If all you know about the dataset is that it is a subset of the binary representations of the 5-combinations of 52, then there are 2598960 different possible potential values and the only way to avoid a collision is to assign each element to a distinct integer in a set of 2598960 different integers. That's isomorphic to a ranking algorithm, and provides for a hash of less than 22 bits.

Undoubtedly, if your dataset only contains a small subset of that universe, a smaller hash would be useful. Any perfect hash algorithm will work unmodified. You could run the perfect hash algorithm on the 22-bit rank rather than the 52-bit representation, but the possible gains are probably not sufficient to overcome the cost of computing the rank. And that is the best use you can make of your knowledge about the domain restriction.
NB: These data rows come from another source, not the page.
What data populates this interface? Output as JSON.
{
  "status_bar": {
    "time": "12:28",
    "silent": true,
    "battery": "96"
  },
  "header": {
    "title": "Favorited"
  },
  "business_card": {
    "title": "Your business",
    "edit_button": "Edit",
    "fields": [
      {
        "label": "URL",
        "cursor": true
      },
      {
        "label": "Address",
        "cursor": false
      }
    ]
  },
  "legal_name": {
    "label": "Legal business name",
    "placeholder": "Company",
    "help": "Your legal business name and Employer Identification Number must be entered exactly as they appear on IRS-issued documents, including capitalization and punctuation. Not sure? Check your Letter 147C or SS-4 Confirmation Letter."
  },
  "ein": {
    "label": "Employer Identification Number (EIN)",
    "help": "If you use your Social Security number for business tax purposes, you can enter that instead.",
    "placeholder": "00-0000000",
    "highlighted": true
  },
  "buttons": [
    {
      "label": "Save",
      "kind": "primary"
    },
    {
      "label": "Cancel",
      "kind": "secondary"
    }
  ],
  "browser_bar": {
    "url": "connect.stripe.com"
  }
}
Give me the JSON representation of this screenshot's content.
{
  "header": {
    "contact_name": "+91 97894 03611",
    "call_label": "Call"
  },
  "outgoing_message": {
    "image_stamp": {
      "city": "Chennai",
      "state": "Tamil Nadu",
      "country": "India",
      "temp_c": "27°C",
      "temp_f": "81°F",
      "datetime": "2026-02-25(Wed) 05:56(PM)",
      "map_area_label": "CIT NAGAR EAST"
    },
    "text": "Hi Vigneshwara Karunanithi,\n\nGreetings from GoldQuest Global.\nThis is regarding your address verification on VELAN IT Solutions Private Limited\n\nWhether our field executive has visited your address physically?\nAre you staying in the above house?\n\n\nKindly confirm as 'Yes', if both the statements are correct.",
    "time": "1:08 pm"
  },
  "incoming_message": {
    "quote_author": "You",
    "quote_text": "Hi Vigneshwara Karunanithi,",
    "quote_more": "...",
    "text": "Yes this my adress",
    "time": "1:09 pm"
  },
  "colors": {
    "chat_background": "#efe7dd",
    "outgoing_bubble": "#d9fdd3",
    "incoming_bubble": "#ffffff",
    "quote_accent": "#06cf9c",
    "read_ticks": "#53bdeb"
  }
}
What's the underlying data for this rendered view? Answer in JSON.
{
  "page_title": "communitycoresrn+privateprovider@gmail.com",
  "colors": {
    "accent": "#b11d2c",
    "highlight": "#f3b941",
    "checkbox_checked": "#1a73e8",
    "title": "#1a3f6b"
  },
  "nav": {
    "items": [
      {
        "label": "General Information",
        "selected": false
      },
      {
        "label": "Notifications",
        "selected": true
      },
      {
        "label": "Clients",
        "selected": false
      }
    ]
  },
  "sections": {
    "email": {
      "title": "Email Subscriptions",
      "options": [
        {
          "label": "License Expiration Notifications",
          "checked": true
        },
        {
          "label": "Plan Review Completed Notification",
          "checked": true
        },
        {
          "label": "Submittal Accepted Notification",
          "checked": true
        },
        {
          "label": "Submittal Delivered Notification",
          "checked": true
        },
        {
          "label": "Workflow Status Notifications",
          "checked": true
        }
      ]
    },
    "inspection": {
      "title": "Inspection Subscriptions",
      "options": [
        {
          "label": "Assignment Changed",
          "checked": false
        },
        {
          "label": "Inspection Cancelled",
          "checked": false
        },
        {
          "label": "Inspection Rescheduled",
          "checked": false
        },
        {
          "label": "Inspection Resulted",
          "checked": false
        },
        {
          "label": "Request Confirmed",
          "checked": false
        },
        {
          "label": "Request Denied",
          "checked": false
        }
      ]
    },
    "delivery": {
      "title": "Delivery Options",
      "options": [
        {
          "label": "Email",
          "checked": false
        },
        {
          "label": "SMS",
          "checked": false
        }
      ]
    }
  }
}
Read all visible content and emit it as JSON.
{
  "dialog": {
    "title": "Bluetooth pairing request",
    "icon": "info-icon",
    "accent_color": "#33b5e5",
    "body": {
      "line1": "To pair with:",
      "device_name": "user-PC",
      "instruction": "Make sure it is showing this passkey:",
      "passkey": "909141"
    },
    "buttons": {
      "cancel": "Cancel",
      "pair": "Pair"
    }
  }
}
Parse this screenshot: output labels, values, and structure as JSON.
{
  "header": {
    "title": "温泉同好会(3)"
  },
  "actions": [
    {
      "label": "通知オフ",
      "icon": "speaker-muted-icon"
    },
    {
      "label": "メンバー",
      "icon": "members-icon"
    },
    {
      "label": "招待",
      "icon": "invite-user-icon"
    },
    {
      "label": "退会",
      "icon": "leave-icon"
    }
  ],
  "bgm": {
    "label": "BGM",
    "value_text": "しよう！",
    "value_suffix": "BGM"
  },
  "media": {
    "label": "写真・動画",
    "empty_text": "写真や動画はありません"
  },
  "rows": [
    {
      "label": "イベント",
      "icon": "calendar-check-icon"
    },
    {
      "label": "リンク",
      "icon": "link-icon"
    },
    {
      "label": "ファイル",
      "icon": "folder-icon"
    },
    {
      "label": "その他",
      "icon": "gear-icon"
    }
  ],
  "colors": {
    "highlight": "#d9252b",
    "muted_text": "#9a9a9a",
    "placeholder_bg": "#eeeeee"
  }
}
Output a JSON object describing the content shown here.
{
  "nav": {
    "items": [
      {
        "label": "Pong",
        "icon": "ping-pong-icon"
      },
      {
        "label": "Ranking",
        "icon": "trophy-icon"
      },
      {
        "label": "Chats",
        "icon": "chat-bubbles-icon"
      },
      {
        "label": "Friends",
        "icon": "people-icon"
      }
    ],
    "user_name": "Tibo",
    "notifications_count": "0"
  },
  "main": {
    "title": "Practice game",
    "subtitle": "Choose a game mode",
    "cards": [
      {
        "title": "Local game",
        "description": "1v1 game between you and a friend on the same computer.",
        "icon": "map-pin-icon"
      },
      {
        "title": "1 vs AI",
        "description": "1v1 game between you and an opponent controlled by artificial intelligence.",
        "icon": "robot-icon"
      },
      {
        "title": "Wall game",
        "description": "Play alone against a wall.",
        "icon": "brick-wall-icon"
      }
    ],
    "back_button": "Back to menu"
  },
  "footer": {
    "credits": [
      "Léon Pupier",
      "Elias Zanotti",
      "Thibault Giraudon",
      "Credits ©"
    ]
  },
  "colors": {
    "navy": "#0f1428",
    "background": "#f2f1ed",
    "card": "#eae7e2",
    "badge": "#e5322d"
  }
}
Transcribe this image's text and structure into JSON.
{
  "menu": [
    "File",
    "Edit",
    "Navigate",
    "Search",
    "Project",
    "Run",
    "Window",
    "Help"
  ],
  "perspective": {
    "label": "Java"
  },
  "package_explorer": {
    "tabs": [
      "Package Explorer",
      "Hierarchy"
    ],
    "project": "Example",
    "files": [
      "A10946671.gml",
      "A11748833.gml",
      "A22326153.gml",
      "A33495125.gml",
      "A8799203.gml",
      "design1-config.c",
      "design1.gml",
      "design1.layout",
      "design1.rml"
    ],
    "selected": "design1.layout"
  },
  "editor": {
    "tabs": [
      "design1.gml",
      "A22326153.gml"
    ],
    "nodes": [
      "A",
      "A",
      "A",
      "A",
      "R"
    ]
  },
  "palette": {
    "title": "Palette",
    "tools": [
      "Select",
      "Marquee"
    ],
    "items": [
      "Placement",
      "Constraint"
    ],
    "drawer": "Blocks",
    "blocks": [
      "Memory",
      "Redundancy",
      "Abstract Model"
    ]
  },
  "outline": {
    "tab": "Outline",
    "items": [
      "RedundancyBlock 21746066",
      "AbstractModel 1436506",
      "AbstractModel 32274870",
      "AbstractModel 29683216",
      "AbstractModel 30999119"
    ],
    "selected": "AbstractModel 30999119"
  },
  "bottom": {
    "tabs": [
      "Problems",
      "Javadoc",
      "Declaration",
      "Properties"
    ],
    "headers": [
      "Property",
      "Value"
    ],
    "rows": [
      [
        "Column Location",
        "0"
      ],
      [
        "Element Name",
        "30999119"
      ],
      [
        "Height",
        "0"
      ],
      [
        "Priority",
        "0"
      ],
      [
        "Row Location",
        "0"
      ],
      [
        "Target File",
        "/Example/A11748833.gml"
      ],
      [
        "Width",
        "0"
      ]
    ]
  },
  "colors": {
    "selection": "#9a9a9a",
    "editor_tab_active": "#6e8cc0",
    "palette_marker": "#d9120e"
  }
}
I don't know anything about you application environment but it is quite possible that you could achieve better performance with a simpler hash function and an efficient hash table implementation. For example, for fixed datasets, cuckoo hashtables can guarantee that only two locations need to be examined in a find operation. To compute the two locations, two different hash functions are used but since the hash computations are completely independent, the two computations can be performed in parallel. That might be an improvement over the FNV algorithm. The cost of this guarantee is a maximum load factor of 0.5, which is a lot worse than the FNV algorithm, but might still be bearable for small datasets.